State Sen. Gil Kahele, D-Hilo, is the only other Big Island legislator to hold a post-election fundraiser.
His campaign reported a deficit of $9,887 as of Dec. 31. Three other Big Island representatives — Nicole Lowen, Mark Nakashima and Russell Ruderman — also reported campaign deficits, mainly due to loans from the candidates themselves that went unpaid.
After Green, Rep. Clift Tsuji, D-Hilo, has the biggest campaign surplus with $73,677.
Kahele’s event was held Jan. 23 at the Mandalay Restaurant in Honolulu. It had a suggested donation of $50.
Belt said that Green’s position as chair of the Senate Health Committee makes him a natural magnet for donations from other physicians and health care companies.
“The health industry, the health insurers, the medical industry itself is in a situation of uncertainty,” he said.

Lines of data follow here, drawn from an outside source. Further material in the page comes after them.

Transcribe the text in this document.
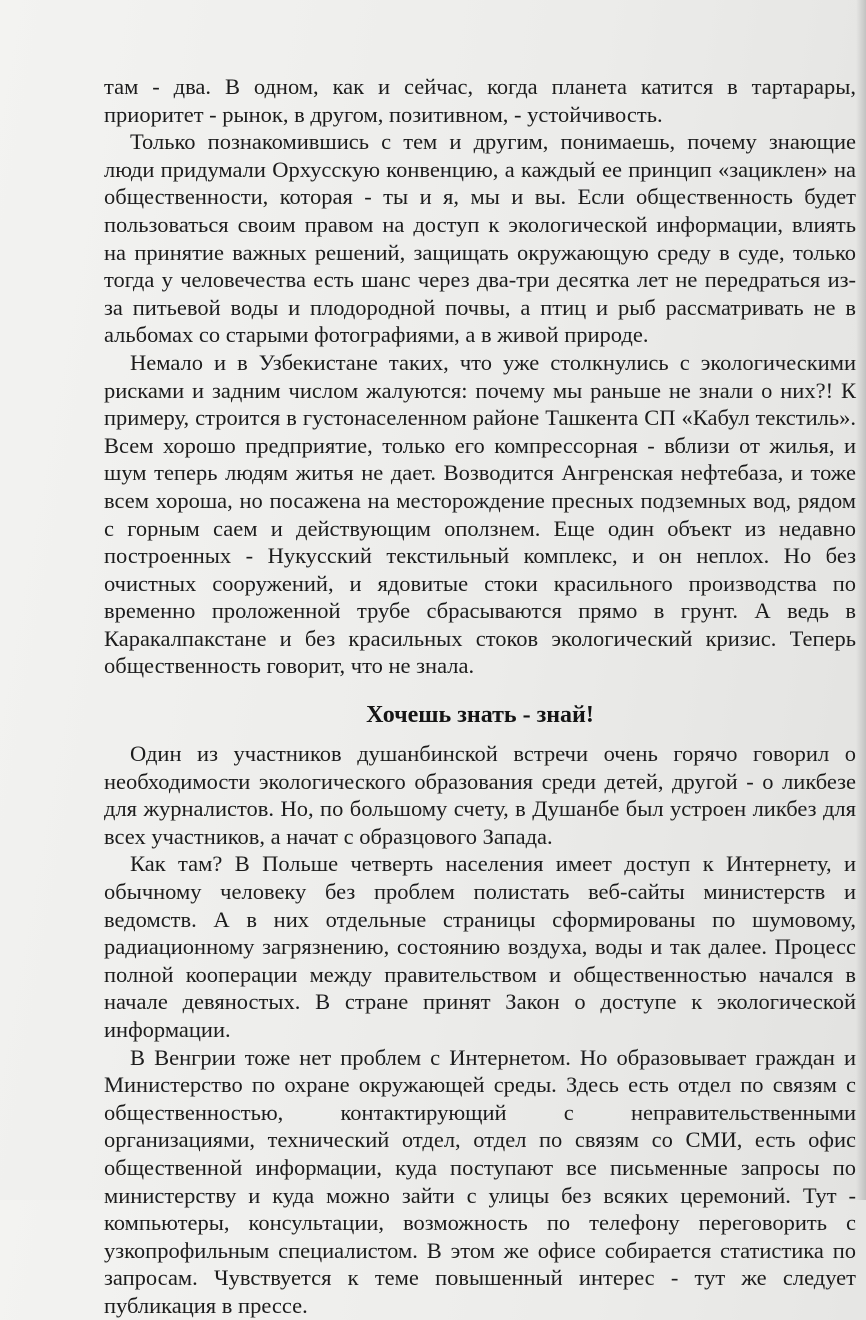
там - два. В одном, как и сейчас, когда планета катится в тартарары, приоритет - рынок, в другом, позитивном, - устойчивость.

Только познакомившись с тем и другим, понимаешь, почему знающие люди придумали Орхусскую конвенцию, а каждый ее принцип «зациклен» на общественности, которая - ты и я, мы и вы. Если общественность будет пользоваться своим правом на доступ к экологической информации, влиять на принятие важных решений, защищать окружающую среду в суде, только тогда у человечества есть шанс через два-три десятка лет не передраться из-за питьевой воды и плодородной почвы, а птиц и рыб рассматривать не в альбомах со старыми фотографиями, а в живой природе.

Немало и в Узбекистане таких, что уже столкнулись с экологическими рисками и задним числом жалуются: почему мы раньше не знали о них?! К примеру, строится в густонаселенном районе Ташкента СП «Кабул текстиль». Всем хорошо предприятие, только его компрессорная - вблизи от жилья, и шум теперь людям житья не дает. Возводится Ангренская нефтебаза, и тоже всем хороша, но посажена на месторождение пресных подземных вод, рядом с горным саем и действующим оползнем. Еще один объект из недавно построенных - Нукусский текстильный комплекс, и он неплох. Но без очистных сооружений, и ядовитые стоки красильного производства по временно проложенной трубе сбрасываются прямо в грунт. А ведь в Каракалпакстане и без красильных стоков экологический кризис. Теперь общественность говорит, что не знала.

Хочешь знать - знай!

Один из участников душанбинской встречи очень горячо говорил о необходимости экологического образования среди детей, другой - о ликбезе для журналистов. Но, по большому счету, в Душанбе был устроен ликбез для всех участников, а начат с образцового Запада.

Как там? В Польше четверть населения имеет доступ к Интернету, и обычному человеку без проблем полистать веб-сайты министерств и ведомств. А в них отдельные страницы сформированы по шумовому, радиационному загрязнению, состоянию воздуха, воды и так далее. Процесс полной кооперации между правительством и общественностью начался в начале девяностых. В стране принят Закон о доступе к экологической информации.

В Венгрии тоже нет проблем с Интернетом. Но образовывает граждан и Министерство по охране окружающей среды. Здесь есть отдел по связям с общественностью, контактирующий с неправительственными организациями, технический отдел, отдел по связям со СМИ, есть офис общественной информации, куда поступают все письменные запросы по министерству и куда можно зайти с улицы без всяких церемоний. Тут - компьютеры, консультации, возможность по телефону переговорить с узкопрофильным специалистом. В этом же офисе собирается статистика по запросам. Чувствуется к теме повышенный интерес - тут же следует публикация в прессе.
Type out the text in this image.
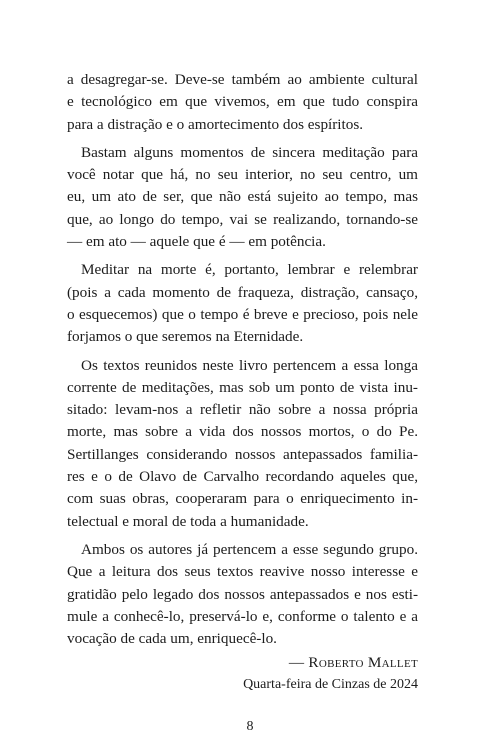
a desagregar-se. Deve-se também ao ambiente cultural
e tecnológico em que vivemos, em que tudo conspira
para a distração e o amortecimento dos espíritos.

Bastam alguns momentos de sincera meditação para
você notar que há, no seu interior, no seu centro, um
eu, um ato de ser, que não está sujeito ao tempo, mas
que, ao longo do tempo, vai se realizando, tornando-se
— em ato — aquele que é — em potência.

Meditar na morte é, portanto, lembrar e relembrar
(pois a cada momento de fraqueza, distração, cansaço,
o esquecemos) que o tempo é breve e precioso, pois nele
forjamos o que seremos na Eternidade.

Os textos reunidos neste livro pertencem a essa longa
corrente de meditações, mas sob um ponto de vista inu-
sitado: levam-nos a refletir não sobre a nossa própria
morte, mas sobre a vida dos nossos mortos, o do Pe.
Sertillanges considerando nossos antepassados familia-
res e o de Olavo de Carvalho recordando aqueles que,
com suas obras, cooperaram para o enriquecimento in-
telectual e moral de toda a humanidade.

Ambos os autores já pertencem a esse segundo grupo.
Que a leitura dos seus textos reavive nosso interesse e
gratidão pelo legado dos nossos antepassados e nos esti-
mule a conhecê-lo, preservá-lo e, conforme o talento e a
vocação de cada um, enriquecê-lo.

— Roberto Mallet
Quarta-feira de Cinzas de 2024
8
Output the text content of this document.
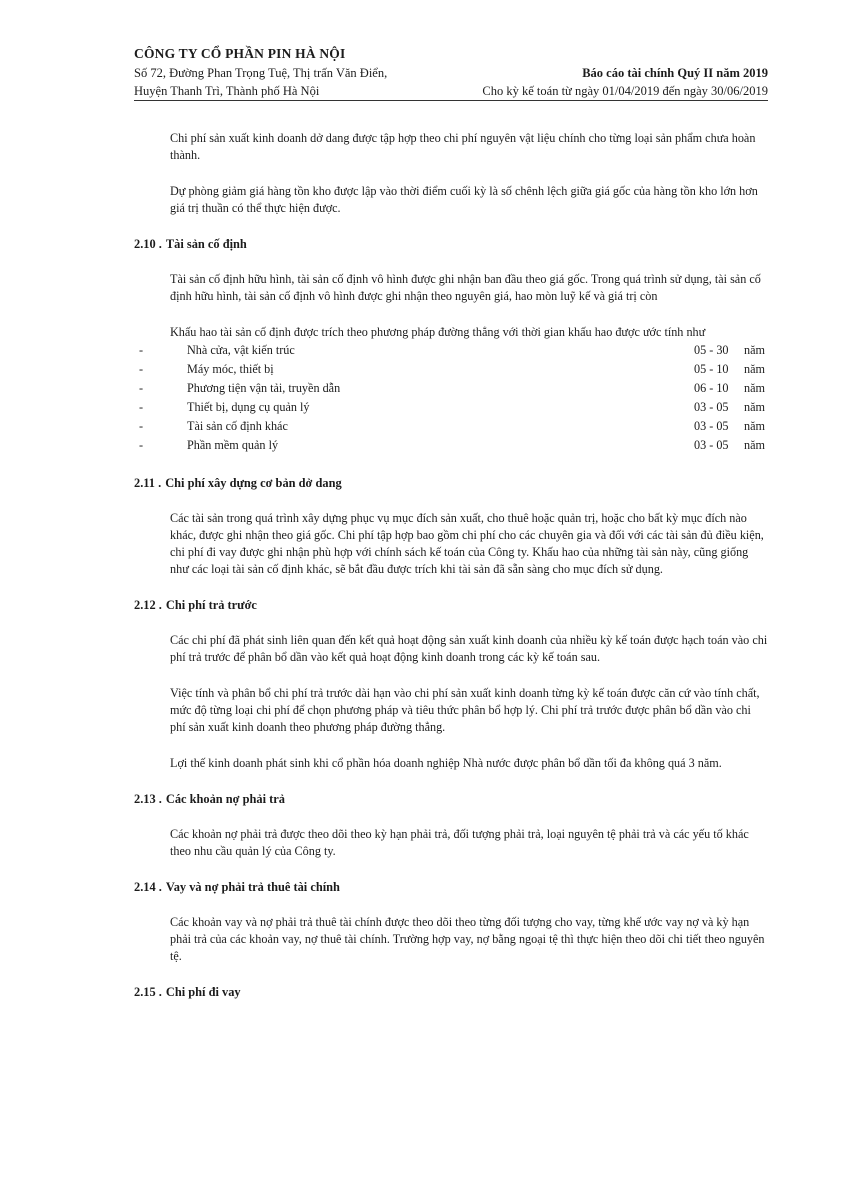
CÔNG TY CỔ PHẦN PIN HÀ NỘI
Số 72, Đường Phan Trọng Tuệ, Thị trấn Văn Điển,
Huyện Thanh Trì, Thành phố Hà Nội
Báo cáo tài chính Quý II năm 2019
Cho kỳ kế toán từ ngày 01/04/2019 đến ngày 30/06/2019

Chi phí sản xuất kinh doanh dở dang được tập hợp theo chi phí nguyên vật liệu chính cho từng loại sản phẩm chưa hoàn thành.

Dự phòng giảm giá hàng tồn kho được lập vào thời điểm cuối kỳ là số chênh lệch giữa giá gốc của hàng tồn kho lớn hơn giá trị thuần có thể thực hiện được.

2.10 . Tài sản cố định

Tài sản cố định hữu hình, tài sản cố định vô hình được ghi nhận ban đầu theo giá gốc. Trong quá trình sử dụng, tài sản cố định hữu hình, tài sản cố định vô hình được ghi nhận theo nguyên giá, hao mòn luỹ kế và giá trị còn

Khấu hao tài sản cố định được trích theo phương pháp đường thẳng với thời gian khấu hao được ước tính như

-	Nhà cửa, vật kiến trúc	05 - 30 năm
-	Máy móc, thiết bị	05 - 10 năm
-	Phương tiện vận tải, truyền dẫn	06 - 10 năm
-	Thiết bị, dụng cụ quản lý	03 - 05 năm
-	Tài sản cố định khác	03 - 05 năm
-	Phần mềm quản lý	03 - 05 năm
2.11 . Chi phí xây dựng cơ bản dở dang

Các tài sản trong quá trình xây dựng phục vụ mục đích sản xuất, cho thuê hoặc quản trị, hoặc cho bất kỳ mục đích nào khác, được ghi nhận theo giá gốc. Chi phí tập hợp bao gồm chi phí cho các chuyên gia và đối với các tài sản đủ điều kiện, chi phí đi vay được ghi nhận phù hợp với chính sách kế toán của Công ty. Khấu hao của những tài sản này, cũng giống như các loại tài sản cố định khác, sẽ bắt đầu được trích khi tài sản đã sẵn sàng cho mục đích sử dụng.

2.12 . Chi phí trả trước

Các chi phí đã phát sinh liên quan đến kết quả hoạt động sản xuất kinh doanh của nhiều kỳ kế toán được hạch toán vào chi phí trả trước để phân bổ dần vào kết quả hoạt động kinh doanh trong các kỳ kế toán sau.

Việc tính và phân bổ chi phí trả trước dài hạn vào chi phí sản xuất kinh doanh từng kỳ kế toán được căn cứ vào tính chất, mức độ từng loại chi phí để chọn phương pháp và tiêu thức phân bổ hợp lý. Chi phí trả trước được phân bổ dần vào chi phí sản xuất kinh doanh theo phương pháp đường thẳng.

Lợi thế kinh doanh phát sinh khi cổ phần hóa doanh nghiệp Nhà nước được phân bổ dần tối đa không quá 3 năm.

2.13 . Các khoản nợ phải trả

Các khoản nợ phải trả được theo dõi theo kỳ hạn phải trả, đối tượng phải trả, loại nguyên tệ phải trả và các yếu tố khác theo nhu cầu quản lý của Công ty.

2.14 . Vay và nợ phải trả thuê tài chính

Các khoản vay và nợ phải trả thuê tài chính được theo dõi theo từng đối tượng cho vay, từng khế ước vay nợ và kỳ hạn phải trả của các khoản vay, nợ thuê tài chính. Trường hợp vay, nợ bằng ngoại tệ thì thực hiện theo dõi chi tiết theo nguyên tệ.

2.15 . Chi phí đi vay
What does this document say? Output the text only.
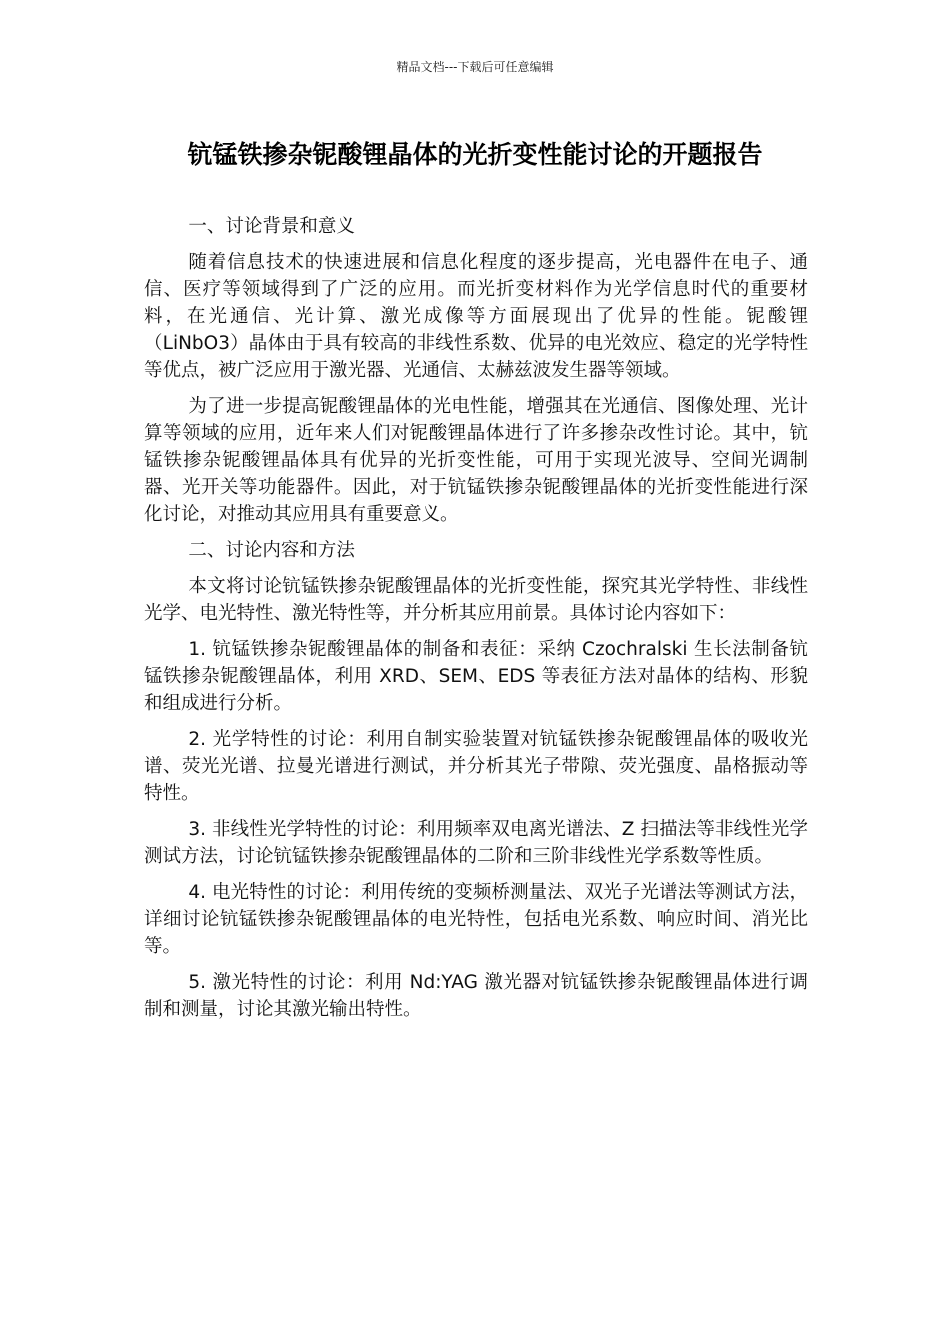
精品文档---下载后可任意编辑
钪锰铁掺杂铌酸锂晶体的光折变性能讨论的开题报告

一、讨论背景和意义

随着信息技术的快速进展和信息化程度的逐步提高，光电器件在电子、通信、医疗等领域得到了广泛的应用。而光折变材料作为光学信息时代的重要材料，在光通信、光计算、激光成像等方面展现出了优异的性能。铌酸锂（LiNbO3）晶体由于具有较高的非线性系数、优异的电光效应、稳定的光学特性等优点，被广泛应用于激光器、光通信、太赫兹波发生器等领域。

为了进一步提高铌酸锂晶体的光电性能，增强其在光通信、图像处理、光计算等领域的应用，近年来人们对铌酸锂晶体进行了许多掺杂改性讨论。其中，钪锰铁掺杂铌酸锂晶体具有优异的光折变性能，可用于实现光波导、空间光调制器、光开关等功能器件。因此，对于钪锰铁掺杂铌酸锂晶体的光折变性能进行深化讨论，对推动其应用具有重要意义。

二、讨论内容和方法

本文将讨论钪锰铁掺杂铌酸锂晶体的光折变性能，探究其光学特性、非线性光学、电光特性、激光特性等，并分析其应用前景。具体讨论内容如下：

1. 钪锰铁掺杂铌酸锂晶体的制备和表征：采纳 Czochralski 生长法制备钪锰铁掺杂铌酸锂晶体，利用 XRD、SEM、EDS 等表征方法对晶体的结构、形貌和组成进行分析。

2. 光学特性的讨论：利用自制实验装置对钪锰铁掺杂铌酸锂晶体的吸收光谱、荧光光谱、拉曼光谱进行测试，并分析其光子带隙、荧光强度、晶格振动等特性。

3. 非线性光学特性的讨论：利用频率双电离光谱法、Z 扫描法等非线性光学测试方法，讨论钪锰铁掺杂铌酸锂晶体的二阶和三阶非线性光学系数等性质。

4. 电光特性的讨论：利用传统的变频桥测量法、双光子光谱法等测试方法，详细讨论钪锰铁掺杂铌酸锂晶体的电光特性，包括电光系数、响应时间、消光比等。

5. 激光特性的讨论：利用 Nd:YAG 激光器对钪锰铁掺杂铌酸锂晶体进行调制和测量，讨论其激光输出特性。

“And when you have uncertainty in a policy area that always stimulates a lot of campaign contributions.”
Green, as a physician, also benefits from being connected to plenty of potential wealthy donors, Belt said.
“Physicians have a natural constituency of other physicians that have money to contribute,” he said.
Health care professionals have provided some of the most numerous donations to his campaign. Health care companies have also made significant contributions.
But the donations themselves don’t necessarily indicate favorable treatment, Belt noted.
“If someone has a small war chest with a very large contributor, that’s much more magnified as a potential conflict of interest than (lots of) smaller ones,” he said.
Green found himself in hot water last year for getting involved in a billing dispute between the City and County of Honolulu and Automated HealthCare Solutions, one of his donors.
While he didn’t specifically take the side of the company, he labeled the Honolulu’s settlement as unreasonable in a letter and urged a timely resolution, the Honolulu Star-Advertiser reported in November.
Green told the Tribune-Herald that month that he didn’t write the letter to benefit the company but wanted to see the issue resolved before it impacted patients.
He later donated a $2,000 campaign contribution from the company, made after the letter was written, to the Aloha Medical Mission and Kona Hospital Foundation.